The Royal Canadian Air Force

The history of the Royal Canadian Air Force begins in 1920, when the airforce was created as the Canadian Air Force (C.A.F.) In 1924 the C.A.F. was renamed the Royal Canadian Air Force (R.C.A.F) when it was granted the royal title by King George V. 

The Second World War

A Second World War Royal Canadian Air Force Badge


The Royal Canadian Air Force Pipe Band on the march (Source: LAC)

This is how the Royal Canadian Air Force Pipe Band's Sporrans look today.

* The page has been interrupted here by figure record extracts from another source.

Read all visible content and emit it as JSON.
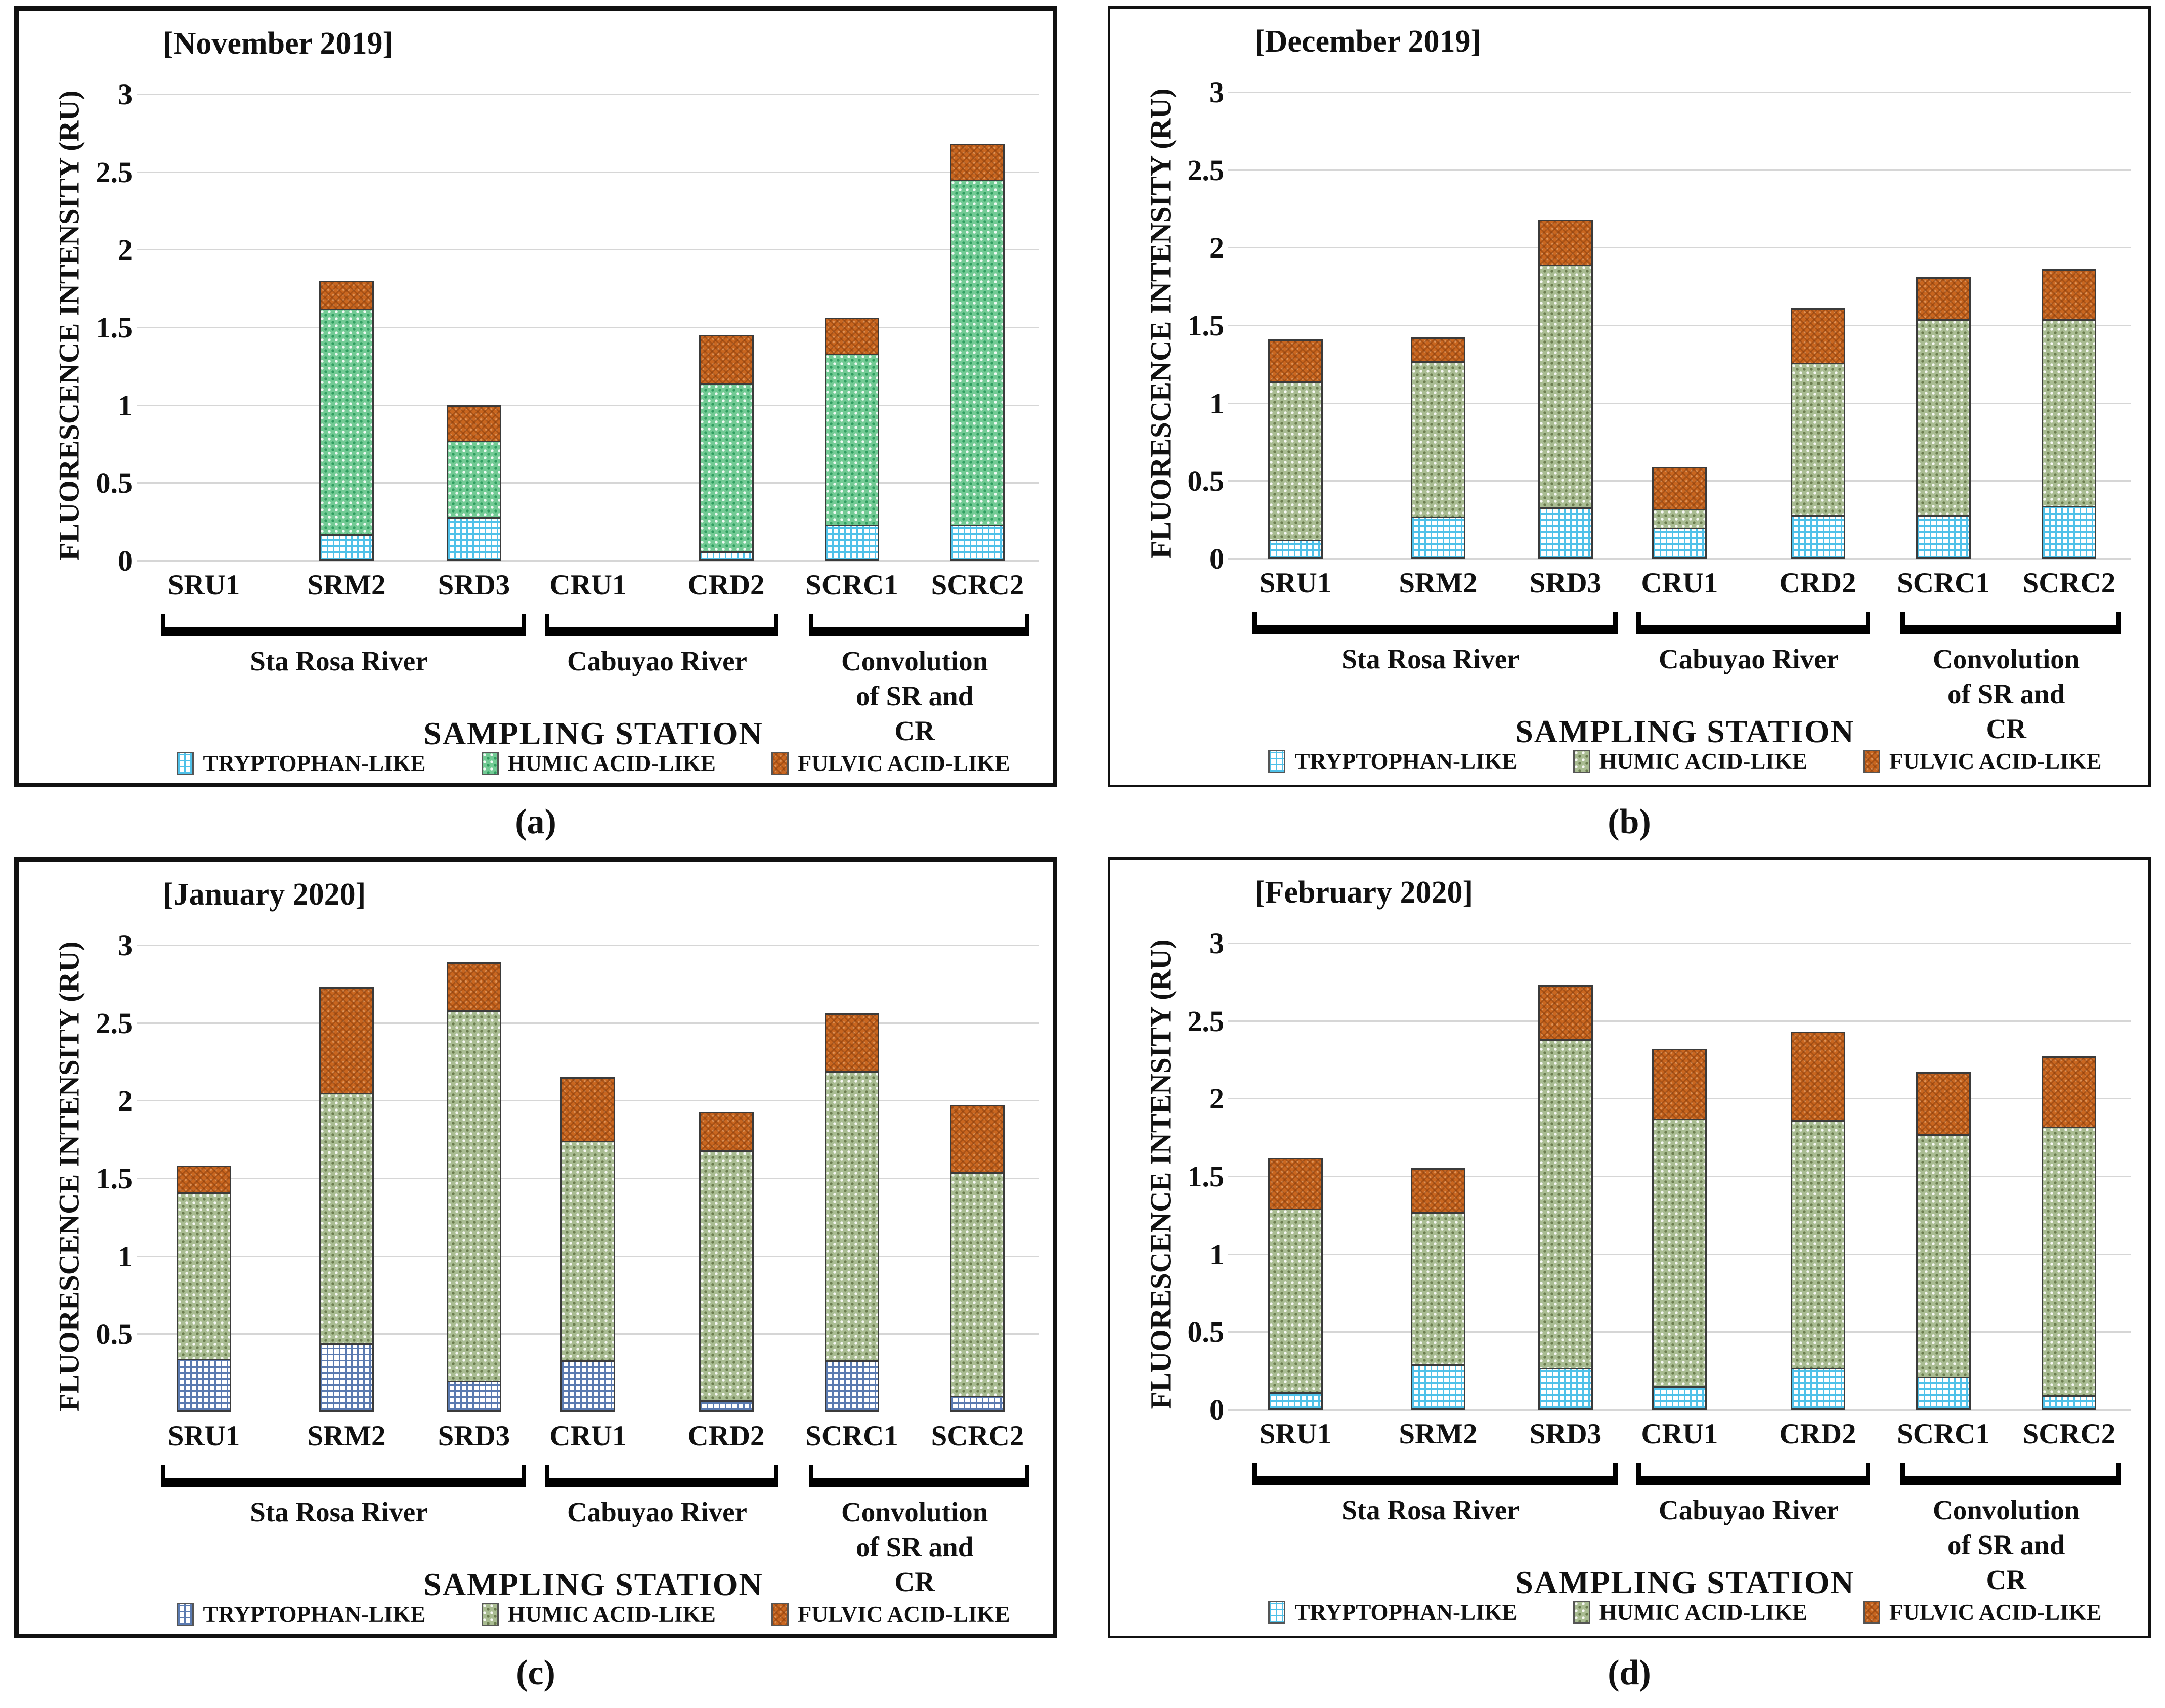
{
  "figure": {
    "captions": [
      "(a)",
      "(b)",
      "(c)",
      "(d)"
    ],
    "legend_labels": [
      "TRYPTOPHAN-LIKE",
      "HUMIC ACID-LIKE",
      "FULVIC ACID-LIKE"
    ],
    "colors": {
      "fulvic_base": "#c9661f",
      "gridline": "#d6d6d6",
      "text": "#111111",
      "tryptophan_grid_cyan": "#4fc1e9",
      "tryptophan_grid_navy": "#5a7ab0",
      "humic_mint": "#72ca94",
      "humic_mint_dark": "#2f9e60",
      "humic_sage": "#a9bc92",
      "humic_sage_dark": "#6b7d4f"
    }
  },
  "chart_data": [
    {
      "type": "bar",
      "stacked": true,
      "title": "[November 2019]",
      "ylabel": "FLUORESCENCE INTENSITY (RU)",
      "xlabel": "SAMPLING STATION",
      "ylim": [
        0,
        3
      ],
      "yticks": [
        3,
        2.5,
        2,
        1.5,
        1,
        0.5,
        0
      ],
      "ytick_labels": [
        "3",
        "2.5",
        "2",
        "1.5",
        "1",
        "0.5",
        "0"
      ],
      "show_zero_label": true,
      "grid": true,
      "legend_position": "bottom",
      "border": "thick",
      "tryptophan_grid_color": "#4fc1e9",
      "humic_base": "#72ca94",
      "humic_dark": "#2f9e60",
      "categories": [
        "SRU1",
        "SRM2",
        "SRD3",
        "CRU1",
        "CRD2",
        "SCRC1",
        "SCRC2"
      ],
      "groups": [
        {
          "label": "Sta Rosa River",
          "from": 0,
          "to": 2
        },
        {
          "label": "Cabuyao River",
          "from": 3,
          "to": 4
        },
        {
          "label": "Convolution\nof SR and CR",
          "from": 5,
          "to": 6
        }
      ],
      "series": [
        {
          "name": "TRYPTOPHAN-LIKE",
          "values": [
            0,
            0.17,
            0.28,
            0,
            0.06,
            0.23,
            0.23
          ]
        },
        {
          "name": "HUMIC ACID-LIKE",
          "values": [
            0,
            1.46,
            0.5,
            0,
            1.09,
            1.11,
            2.23
          ]
        },
        {
          "name": "FULVIC ACID-LIKE",
          "values": [
            0,
            0.19,
            0.24,
            0,
            0.32,
            0.24,
            0.24
          ]
        }
      ]
    },
    {
      "type": "bar",
      "stacked": true,
      "title": "[December 2019]",
      "ylabel": "FLUORESCENCE INTENSITY (RU)",
      "xlabel": "SAMPLING STATION",
      "ylim": [
        0,
        3
      ],
      "yticks": [
        3,
        2.5,
        2,
        1.5,
        1,
        0.5,
        0
      ],
      "ytick_labels": [
        "3",
        "2.5",
        "2",
        "1.5",
        "1",
        "0.5",
        "0"
      ],
      "show_zero_label": true,
      "grid": true,
      "legend_position": "bottom",
      "border": "thin",
      "tryptophan_grid_color": "#4fc1e9",
      "humic_base": "#a9bc92",
      "humic_dark": "#6b7d4f",
      "categories": [
        "SRU1",
        "SRM2",
        "SRD3",
        "CRU1",
        "CRD2",
        "SCRC1",
        "SCRC2"
      ],
      "groups": [
        {
          "label": "Sta Rosa River",
          "from": 0,
          "to": 2
        },
        {
          "label": "Cabuyao River",
          "from": 3,
          "to": 4
        },
        {
          "label": "Convolution\nof SR and CR",
          "from": 5,
          "to": 6
        }
      ],
      "series": [
        {
          "name": "TRYPTOPHAN-LIKE",
          "values": [
            0.12,
            0.27,
            0.33,
            0.2,
            0.28,
            0.28,
            0.34
          ]
        },
        {
          "name": "HUMIC ACID-LIKE",
          "values": [
            1.03,
            1.01,
            1.57,
            0.13,
            0.99,
            1.27,
            1.21
          ]
        },
        {
          "name": "FULVIC ACID-LIKE",
          "values": [
            0.28,
            0.16,
            0.3,
            0.28,
            0.36,
            0.28,
            0.33
          ]
        }
      ]
    },
    {
      "type": "bar",
      "stacked": true,
      "title": "[January 2020]",
      "ylabel": "FLUORESCENCE INTENSITY (RU)",
      "xlabel": "SAMPLING STATION",
      "ylim": [
        0,
        3
      ],
      "yticks": [
        3,
        2.5,
        2,
        1.5,
        1,
        0.5
      ],
      "ytick_labels": [
        "3",
        "2.5",
        "2",
        "1.5",
        "1",
        "0.5"
      ],
      "show_zero_label": false,
      "grid": true,
      "legend_position": "bottom",
      "border": "thick",
      "tryptophan_grid_color": "#5a7ab0",
      "humic_base": "#a9bc92",
      "humic_dark": "#6b7d4f",
      "categories": [
        "SRU1",
        "SRM2",
        "SRD3",
        "CRU1",
        "CRD2",
        "SCRC1",
        "SCRC2"
      ],
      "groups": [
        {
          "label": "Sta Rosa River",
          "from": 0,
          "to": 2
        },
        {
          "label": "Cabuyao River",
          "from": 3,
          "to": 4
        },
        {
          "label": "Convolution\nof SR and CR",
          "from": 5,
          "to": 6
        }
      ],
      "series": [
        {
          "name": "TRYPTOPHAN-LIKE",
          "values": [
            0.34,
            0.44,
            0.2,
            0.33,
            0.07,
            0.33,
            0.1
          ]
        },
        {
          "name": "HUMIC ACID-LIKE",
          "values": [
            1.08,
            1.62,
            2.39,
            1.42,
            1.62,
            1.87,
            1.45
          ]
        },
        {
          "name": "FULVIC ACID-LIKE",
          "values": [
            0.18,
            0.69,
            0.32,
            0.42,
            0.26,
            0.38,
            0.44
          ]
        }
      ]
    },
    {
      "type": "bar",
      "stacked": true,
      "title": "[February 2020]",
      "ylabel": "FLUORESCENCE INTENSITY (RU)",
      "xlabel": "SAMPLING STATION",
      "ylim": [
        0,
        3
      ],
      "yticks": [
        3,
        2.5,
        2,
        1.5,
        1,
        0.5,
        0
      ],
      "ytick_labels": [
        "3",
        "2.5",
        "2",
        "1.5",
        "1",
        "0.5",
        "0"
      ],
      "show_zero_label": true,
      "grid": true,
      "legend_position": "bottom",
      "border": "thin",
      "tryptophan_grid_color": "#4fc1e9",
      "humic_base": "#a9bc92",
      "humic_dark": "#6b7d4f",
      "categories": [
        "SRU1",
        "SRM2",
        "SRD3",
        "CRU1",
        "CRD2",
        "SCRC1",
        "SCRC2"
      ],
      "groups": [
        {
          "label": "Sta Rosa River",
          "from": 0,
          "to": 2
        },
        {
          "label": "Cabuyao River",
          "from": 3,
          "to": 4
        },
        {
          "label": "Convolution\nof SR and CR",
          "from": 5,
          "to": 6
        }
      ],
      "series": [
        {
          "name": "TRYPTOPHAN-LIKE",
          "values": [
            0.11,
            0.29,
            0.27,
            0.15,
            0.27,
            0.21,
            0.09
          ]
        },
        {
          "name": "HUMIC ACID-LIKE",
          "values": [
            1.19,
            0.99,
            2.12,
            1.73,
            1.6,
            1.57,
            1.74
          ]
        },
        {
          "name": "FULVIC ACID-LIKE",
          "values": [
            0.34,
            0.29,
            0.36,
            0.46,
            0.58,
            0.41,
            0.46
          ]
        }
      ]
    }
  ]
}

The outbreak of the Second World War saw the R.C.A.F. fielding eight of its eleven permanent operational squadrons, but by October 1939 15 squadrons were available (12 for homeland defence, three for overseas service). Twenty types of aircraft were in service at this point, over half being for training or transport, and the R.C.A.F. started the war with only 29 front-line fighter and bomber aircraft. The R.C.A.F. reached peak strength of 215,000 (all ranks) in January 1944. By the end of the war the R.C.A.F. would be the fourth largest Allied air force. Approximately 13,000 R.C.A.F. personnel were killed while on operations or died as prisoners of war. Another 4000 died during training or from other causes.

During the war, the R.C.A.F. was involved in three areas: the British Commonwealth Air Training Plan (B.C.A.T.P.), home defence, and overseas operations.